🤖 AI Summary
To address the poor generalizability of autonomous driving systems caused by heavy reliance on high-definition (HD) maps, this paper proposes an online lane topology consistency modeling framework that operates without HD maps. Methodologically, it jointly leverages standard-definition map priors and onboard sensor observations within a unified neural architecture—incorporating hybrid lane-segment encoding, denoising-based supervision, and explicit inter-frame temporal association—to jointly and coherently predict lane segments, boundaries, and topological relationships. The core contribution lies in the organic integration of prior-guided learning, noise-robust optimization, and temporal consistency enforcement, thereby overcoming the instability inherent in conventional single-frame prediction paradigms. Evaluated on mainstream benchmarks, our approach achieves state-of-the-art performance, improving lane topology prediction accuracy by 12.7% over prior methods—demonstrating the feasibility of robust, temporally consistent environmental understanding in the HD-map-free paradigm.
📝 Abstract
Most autonomous cars rely on the availability of high-definition (HD) maps.

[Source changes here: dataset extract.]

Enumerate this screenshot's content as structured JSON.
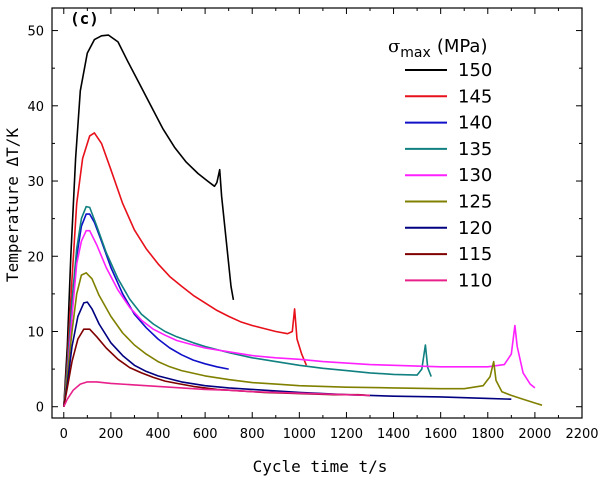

Current research aims to address this constraint by directly predicting HD map elements from onboard sensors and reasoning about the relationships between the predicted map and traffic elements. Despite recent advancements, the coherent online construction of HD maps remains a challenging endeavor, as it necessitates modeling the high complexity of road topologies in a unified and consistent manner. To address this challenge, we propose a coherent approach to predict lane segments and their corresponding topology, as well as road boundaries, all by leveraging prior map information represented by commonly available standard-definition (SD) maps. We propose a network architecture, which leverages hybrid lane segment encodings comprising prior information and denoising techniques to enhance training stability and performance. Furthermore, we facilitate past frames for temporal consistency. Our experimental evaluation demonstrates that our approach outperforms previous methods by a large margin, highlighting the benefits of our modeling scheme.